He struck out, they hated him, he homered, they loved him. Richie, Dick, whatever you called him, it seemed that it was always the wrong thing.  America was trying to deal with race riots, Martin Luther King, black ghettos, high unemployment in the black community.



When we look at Allen, you see he had excellant years, but there was the thought he was under achieving. That he had more to give, but why should he, the "man" didn't appreciate his talents, and the world was against him.


He moved on to St.Louis, Chicago and Oakland...ever trying to find a spot where tolerance, acceptance were not just preached, but a way of life.  He felt it sporadically, but never walked in a club house and felt comfortable.  He was always wearing tight shoes, and therefore never seemed happy, and therefore was an outsider in a club house of baseball players. Trying to blend in, but never accomplishing that goal.

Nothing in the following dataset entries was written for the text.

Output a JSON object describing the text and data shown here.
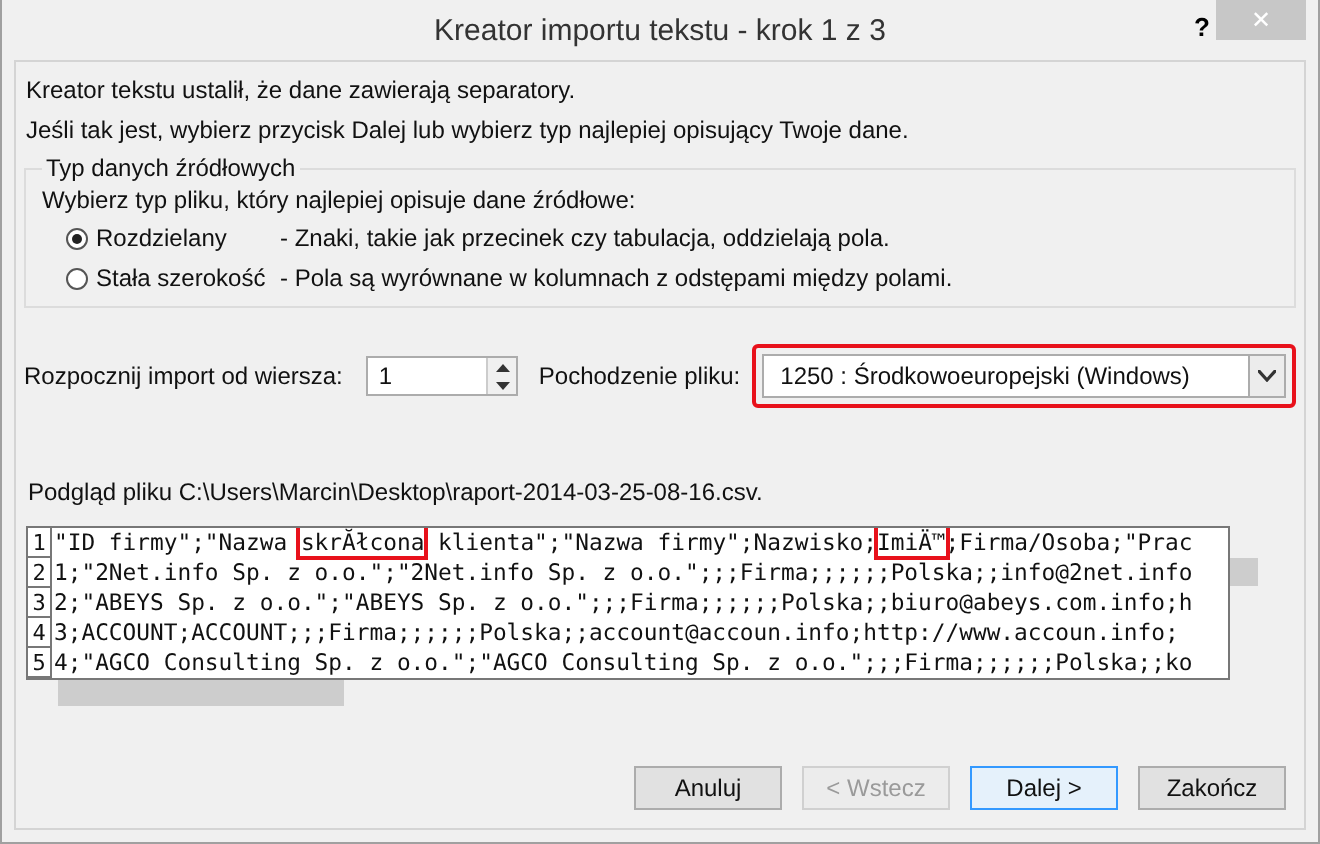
{
  "window": {
    "title": "Kreator importu tekstu - krok 1 z 3",
    "help": "?",
    "close": "✕"
  },
  "intro": [
    "Kreator tekstu ustalił, że dane zawierają separatory.",
    "Jeśli tak jest, wybierz przycisk Dalej lub wybierz typ najlepiej opisujący Twoje dane."
  ],
  "source_type": {
    "legend": "Typ danych źródłowych",
    "prompt": "Wybierz typ pliku, który najlepiej opisuje dane źródłowe:",
    "options": [
      {
        "label": "Rozdzielany",
        "description": "- Znaki, takie jak przecinek czy tabulacja, oddzielają pola.",
        "selected": true
      },
      {
        "label": "Stała szerokość",
        "description": "- Pola są wyrównane w kolumnach z odstępami między polami.",
        "selected": false
      }
    ]
  },
  "start_row": {
    "label": "Rozpocznij import od wiersza:",
    "value": "1"
  },
  "origin": {
    "label": "Pochodzenie pliku:",
    "value": "1250 : Środkowoeuropejski (Windows)",
    "highlighted": true
  },
  "preview": {
    "label": "Podgląd pliku C:\\Users\\Marcin\\Desktop\\raport-2014-03-25-08-16.csv.",
    "lines": [
      {
        "number": "1",
        "segments": [
          {
            "text": "\"ID firmy\";\"Nazwa ",
            "highlighted": false
          },
          {
            "text": "skrĂłcona",
            "highlighted": true
          },
          {
            "text": " klienta\";\"Nazwa firmy\";Nazwisko;",
            "highlighted": false
          },
          {
            "text": "ImiÄ™",
            "highlighted": true
          },
          {
            "text": ";Firma/Osoba;\"Prac",
            "highlighted": false
          }
        ]
      },
      {
        "number": "2",
        "segments": [
          {
            "text": "1;\"2Net.info Sp. z o.o.\";\"2Net.info Sp. z o.o.\";;;Firma;;;;;;Polska;;info@2net.info",
            "highlighted": false
          }
        ]
      },
      {
        "number": "3",
        "segments": [
          {
            "text": "2;\"ABEYS Sp. z o.o.\";\"ABEYS Sp. z o.o.\";;;Firma;;;;;;Polska;;biuro@abeys.com.info;h",
            "highlighted": false
          }
        ]
      },
      {
        "number": "4",
        "segments": [
          {
            "text": "3;ACCOUNT;ACCOUNT;;;Firma;;;;;;Polska;;account@accoun.info;http://www.accoun.info;",
            "highlighted": false
          }
        ]
      },
      {
        "number": "5",
        "segments": [
          {
            "text": "4;\"AGCO Consulting Sp. z o.o.\";\"AGCO Consulting Sp. z o.o.\";;;Firma;;;;;;Polska;;ko",
            "highlighted": false
          }
        ]
      }
    ]
  },
  "buttons": [
    {
      "label": "Anuluj",
      "disabled": false,
      "focused": false
    },
    {
      "label": "< Wstecz",
      "disabled": true,
      "focused": false
    },
    {
      "label": "Dalej >",
      "disabled": false,
      "focused": true
    },
    {
      "label": "Zakończ",
      "disabled": false,
      "focused": false
    }
  ]
}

Allen sometimes clashed with teammates, though his celebrated 1965 fight with slugger Frank Thomas appears to have been justified. After Thomas repeatedly called his African-American teammate Johnny Briggs “boy” and compared Allen to “Muhammad Clay” (a cutting reference to Muhammad Ali), Allen exchanged angry words with the veteran slugger. For this, Allen deserves applause, not ridicule. Later on, as the Phillies took batting practice, Allen and Thomas grappled near the batting cage, and Thomas hit Allen in the shoulder with his bat. Although his shoulder bothered him from time to time that season, Allen escaped serious injury.


Some of Allen’s problems were self-inflicted; others were created by a 1960s American culture that was still plagued by deep-seated racism and segregation. After signing with the Phillies, the youthful Richie Allen reported to the team’s minor-league affiliate in Little Rock, Ark. A number of fans greeted him by marching in a protest parade, furious that he was about to become the first black ballplayer in the city’s minor-league history. During the interview with Costas, Allen revealed that after one game he returned to his car to find that vandals had spray-painted the words “N**** Go Home” on the vehicle. Although he was treated by many citizens of Little Rock as an outcast (or less), he led the league in total bases and earned a fast promotion to the parent Phillies.


Sometimes history lessons are painful, sometimes it is no one's fault, but the American experience of white versus black was never more evident than with Rich, donèt call me Dick Allen.

We should remember Allen for being an exceptional player, but the colour barrier and they both Philly and he handled things leave us wondering.